3.1.1. Belanghebbende heeft in de jaren 1992 tot en met 1996 een opleiding gevolgd aan een hogeschool. Het voor deze opleiding verschuldigde collegegeld is in de desbetreffende jaren betaald door zijn vader. Belanghebbende en zijn vader hadden afgesproken dat dit collegegeld door belanghebbende aan zijn vader zou worden terugbetaald. Belanghebbende heeft conform deze afspraak het aldus aan zijn vader verschuldigde bedrag in het onderhavige jaar (2000) betaald.
3.1.2. Bij zijn aangifte voor de inkomstenbelasting voor het jaar 2000 heeft belanghebbende het aan zijn vader betaalde bedrag ter grootte van ƒ 7600 als tot de buitengewone lasten te rekenen uitgaven voor studie in mindering gebracht op zijn onzuivere inkomen. De Inspecteur heeft dit bedrag bij het regelen van de aanslag niet in aftrek toegestaan.
3.2. Voor het Hof was in geschil of de betaling door belanghebbende aan zijn vader kan worden aangemerkt als een uitgave ter zake van studie voor een beroep in de zin van artikel 46, lid 1, letter c, van de Wet op de inkomstenbelasting 1964 (hierna: de Wet). Het Hof heeft deze vraag ontkennend beantwoord. Hiertegen komt het middel op.

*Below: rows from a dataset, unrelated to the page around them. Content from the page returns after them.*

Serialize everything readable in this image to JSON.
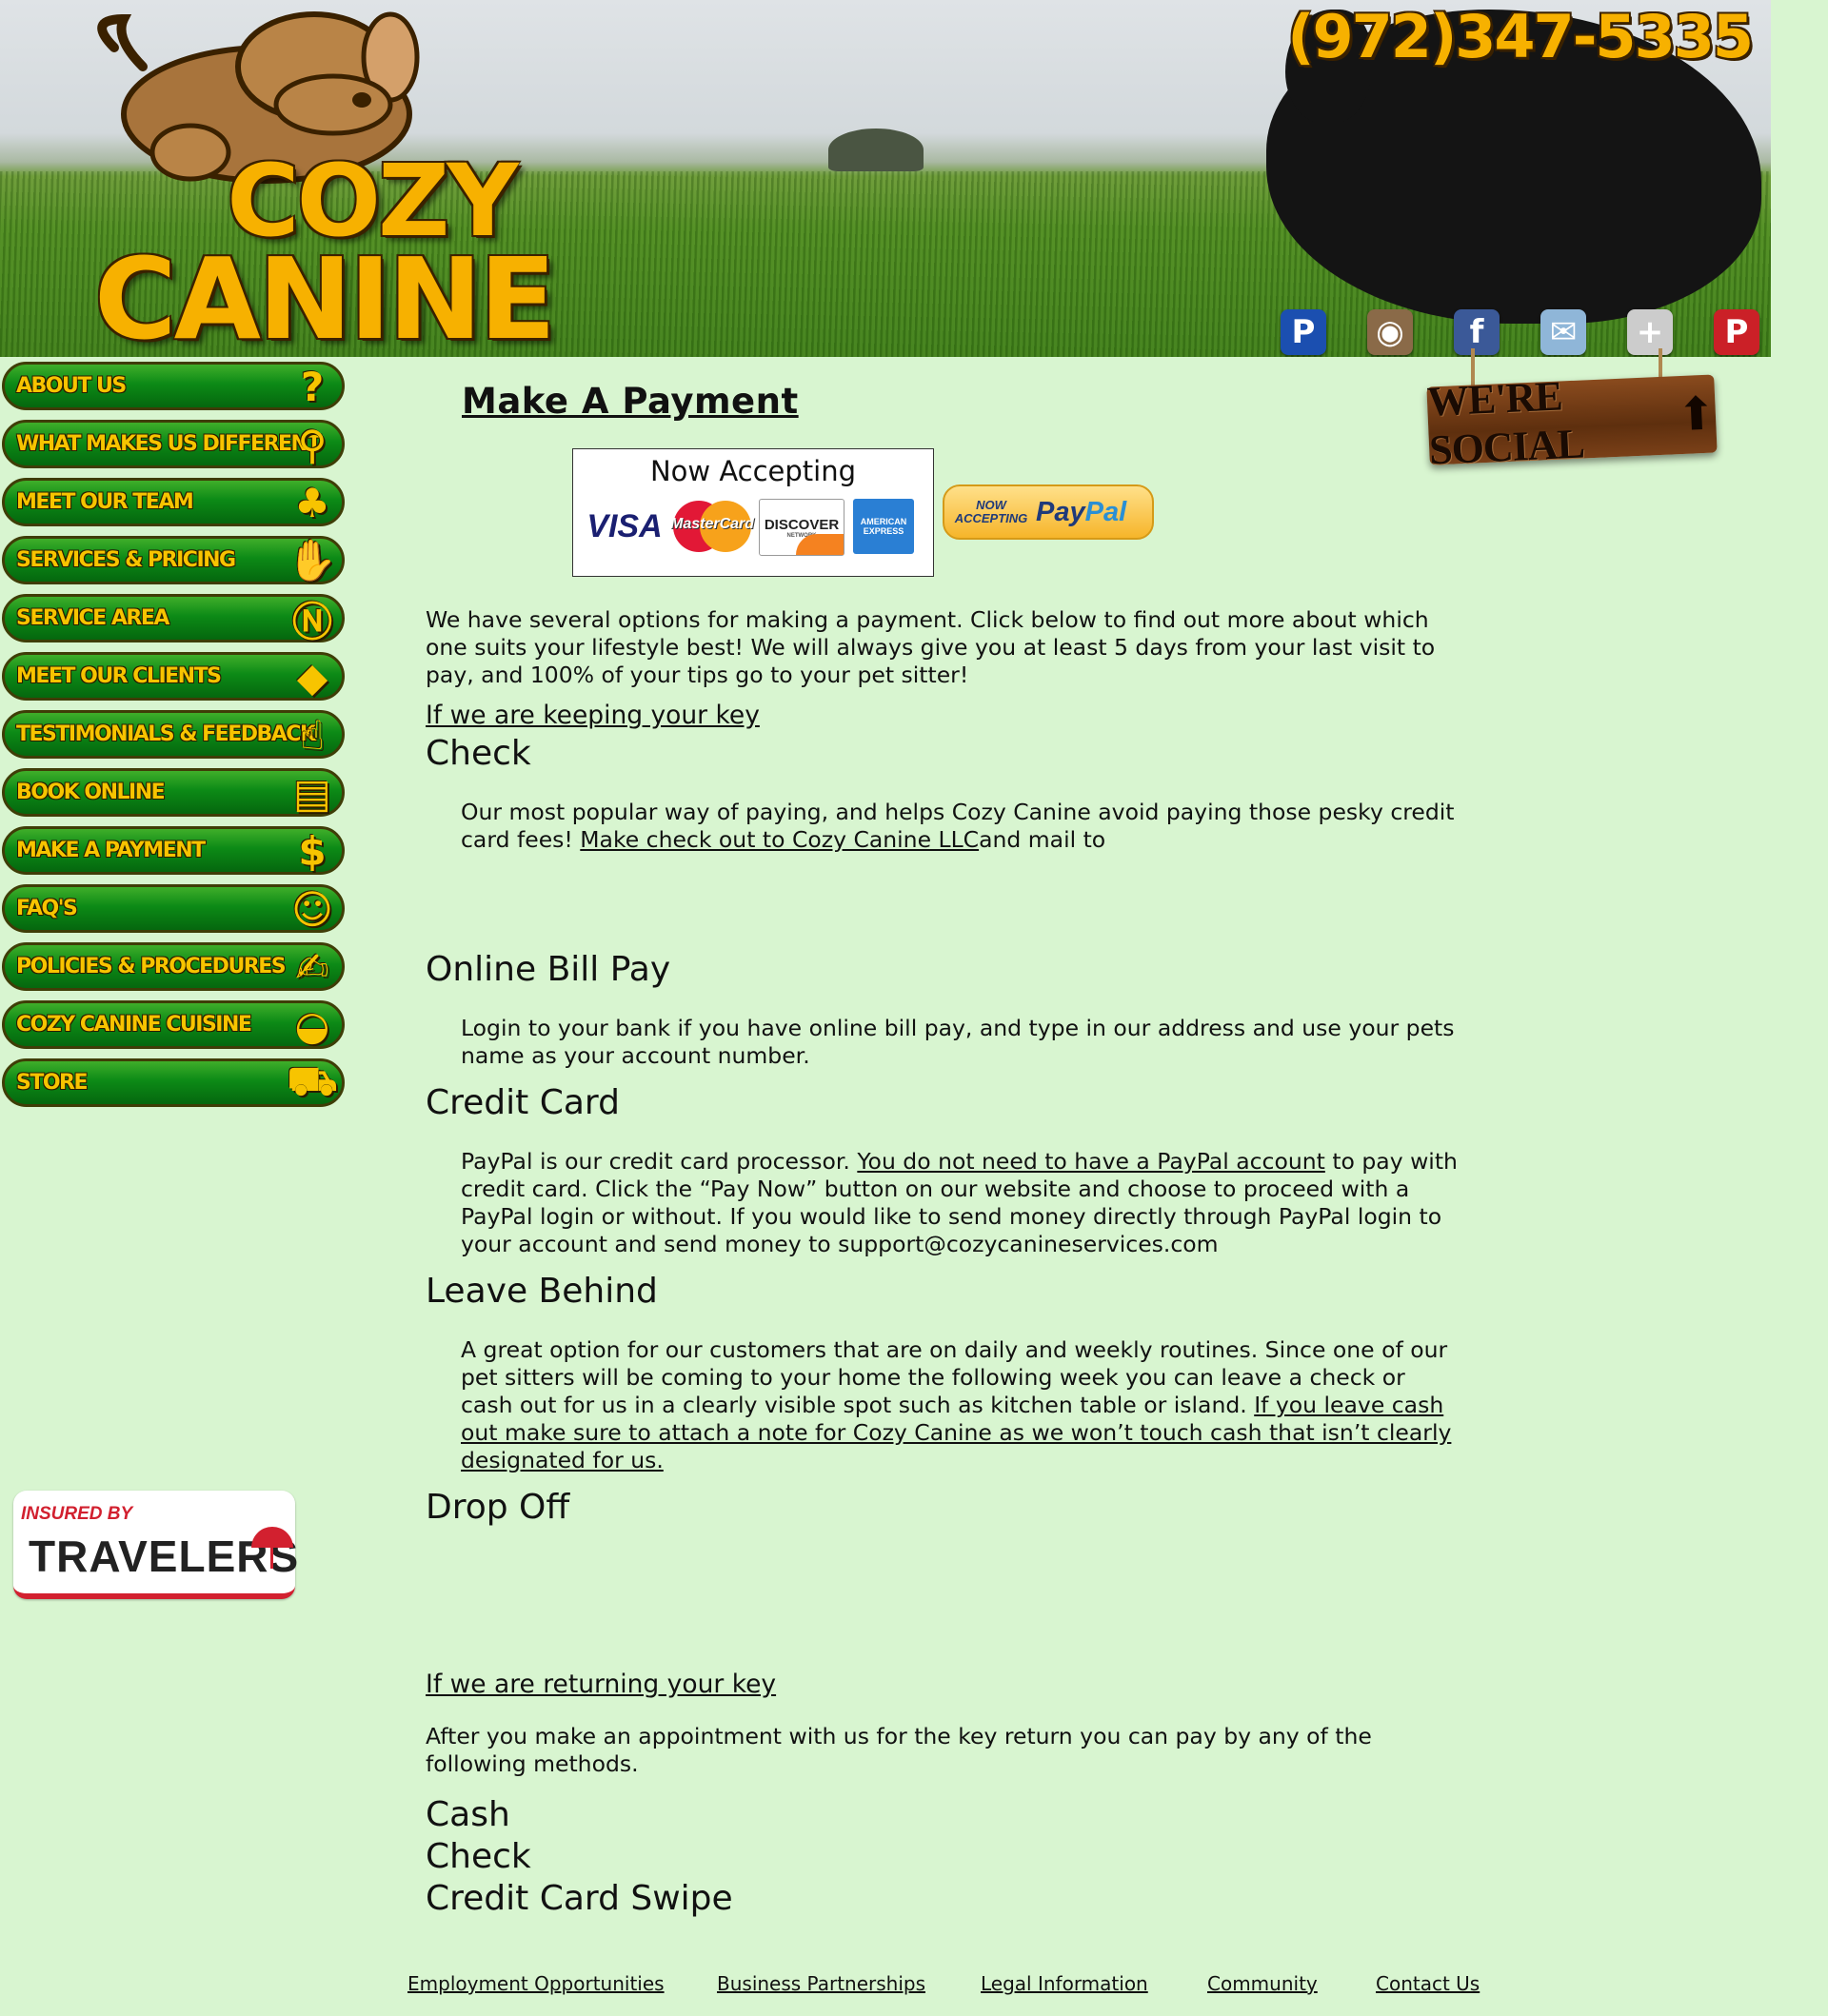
{
  "header": {
    "logo_line1": "COZY",
    "logo_line2": "CANINE",
    "phone": "(972)347-5335",
    "social_icons": [
      {
        "name": "paypal-icon",
        "glyph": "P",
        "color": "#1b4fb0"
      },
      {
        "name": "instagram-icon",
        "glyph": "◉",
        "color": "#8a6a48"
      },
      {
        "name": "facebook-icon",
        "glyph": "f",
        "color": "#3b5998"
      },
      {
        "name": "email-icon",
        "glyph": "✉",
        "color": "#8fb6d8"
      },
      {
        "name": "google-plus-icon",
        "glyph": "+",
        "color": "#cccccc"
      },
      {
        "name": "pinterest-icon",
        "glyph": "P",
        "color": "#cb2027"
      }
    ]
  },
  "social_sign": {
    "text": "WE'RE SOCIAL",
    "arrow": "⬆"
  },
  "sidebar": {
    "items": [
      {
        "label": "ABOUT US",
        "icon": "question-icon",
        "glyph": "?"
      },
      {
        "label": "WHAT MAKES US DIFFERENT",
        "icon": "magnifier-icon",
        "glyph": "⚲"
      },
      {
        "label": "MEET OUR TEAM",
        "icon": "team-icon",
        "glyph": "♣"
      },
      {
        "label": "SERVICES & PRICING",
        "icon": "money-hand-icon",
        "glyph": "✋"
      },
      {
        "label": "SERVICE AREA",
        "icon": "compass-icon",
        "glyph": "Ⓝ"
      },
      {
        "label": "MEET OUR CLIENTS",
        "icon": "dog-icon",
        "glyph": "◆"
      },
      {
        "label": "TESTIMONIALS & FEEDBACK",
        "icon": "thumbs-up-icon",
        "glyph": "☝"
      },
      {
        "label": "BOOK ONLINE",
        "icon": "book-icon",
        "glyph": "▤"
      },
      {
        "label": "MAKE A PAYMENT",
        "icon": "cash-icon",
        "glyph": "$"
      },
      {
        "label": "FAQ'S",
        "icon": "person-icon",
        "glyph": "☺"
      },
      {
        "label": "POLICIES & PROCEDURES",
        "icon": "pen-hand-icon",
        "glyph": "✍"
      },
      {
        "label": "COZY CANINE CUISINE",
        "icon": "food-bowl-icon",
        "glyph": "◒"
      },
      {
        "label": "STORE",
        "icon": "cart-icon",
        "glyph": "⛟"
      }
    ],
    "travelers": {
      "small": "INSURED BY",
      "big": "TRAVELERS"
    }
  },
  "main": {
    "title": "Make A Payment",
    "accepting_heading": "Now Accepting",
    "cards": {
      "visa": "VISA",
      "mastercard": "MasterCard",
      "discover": "DISCOVER",
      "discover_sub": "NETWORK",
      "amex_1": "AMERICAN",
      "amex_2": "EXPRESS"
    },
    "paypal_badge": {
      "now": "NOW",
      "accepting": "ACCEPTING",
      "pay": "Pay",
      "pal": "Pal"
    },
    "intro": "We have several options for making a payment. Click below to find out more about which one suits your lifestyle best! We will always give you at least 5 days from your last visit to pay, and 100% of your tips go to your pet sitter!",
    "keeping_link": "If we are keeping your key",
    "check_heading": "Check",
    "check_text_1": "Our most popular way of paying, and helps Cozy Canine avoid paying those pesky credit card fees! ",
    "check_link": "Make check out to Cozy Canine LLC",
    "check_text_2": "and mail to",
    "online_heading": "Online Bill Pay",
    "online_text": "Login to your bank if you have online bill pay, and type in our address and use your pets name as your account number.",
    "credit_heading": "Credit Card",
    "credit_text_1": "PayPal is our credit card processor. ",
    "credit_link": "You do not need to have a PayPal account",
    "credit_text_2": " to pay with credit card. Click the “Pay Now” button on our website and choose to proceed with a PayPal login or without. If you would like to send money directly through PayPal login to your account and send money to support@cozycanineservices.com",
    "leave_heading": "Leave Behind",
    "leave_text_1": "A great option for our customers that are on daily and weekly routines. Since one of our pet sitters will be coming to your home the following week you can leave a check or cash out for us in a clearly visible spot such as kitchen table or island. ",
    "leave_link": "If you leave cash out make sure to attach a note for Cozy Canine as we won’t touch cash that isn’t clearly designated for us.",
    "drop_heading": "Drop Off",
    "returning_link": "If we are returning your key",
    "returning_text": "After you make an appointment with us for the key return you can pay by any of the following methods.",
    "methods": [
      "Cash",
      "Check",
      "Credit Card Swipe"
    ]
  },
  "footer": {
    "links": [
      "Employment Opportunities",
      "Business Partnerships",
      "Legal Information",
      "Community",
      "Contact Us"
    ]
  }
}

3.3. Ingevolge artikel 46 in verbinding met artikel 38, lid 1, van de Wet worden - behoudens thans niet ter zake doende uitzonderingen - de in lid 1, aanhef en letter c, van eerstgenoemd artikel bedoelde uitgaven ter zake van de opleiding of studie voor een beroep in aanmerking genomen op het tijdstip waarop zij betaald of verrekend zijn, door de belastingplichtige ter beschikking zijn gesteld of rentedragend zijn geworden.
De hiervoor onder 3.1.1 vermelde feiten laten geen andere conclusie toe dan dat belanghebbende de ter zake van zijn studie verschuldigde collegegelden in de jaren 1992 tot en met 1996 heeft betaald in de zin van die bepaling. Dat de gelden in feite zijn gestort door de vader van belanghebbende, klaarblijkelijk op verzoek van laatstgenoemde, waarbij te dier zake telkens een schuld van hem ontstond aan zijn vader, maakt dit niet anders.
Hieruit volgt dat de door belanghebbende betaalde collegegelden in de jaren 1992 tot en met 1996 - in beginsel; afgezien van het bepaalde in artikel 46, lid 9, van de Wet, zoals die bepaling in die jaren luidde - op hem drukkende uitgaven voor studie voor een beroep vormden. De terugbetaling door belanghebbende aan zijn vader in het jaar 2000 kan niet als een zodanige uitgave worden aanvaard (vgl. HR 12 juni 1974, nr. 17351, BNB 1974/187, en HR 17 maart 1982, nr. 21035, BNB 1982/158). Het middel faalt derhalve.
4. Proceskosten
De Hoge Raad acht geen termen aanwezig voor een veroordeling in de proceskosten.
5. Beslissing
De Hoge Raad verklaart het beroep ongegrond.
Dit arrest is gewezen door de raadsheer L. Monné als voorzitter, en de raadsheren P.J. van Amersfoort en A.R. Leemreis, in tegenwoordigheid van de waarnemend griffier A.I. Boussak-Leeksma, en in het openbaar uitgesproken op 2 juni 2006.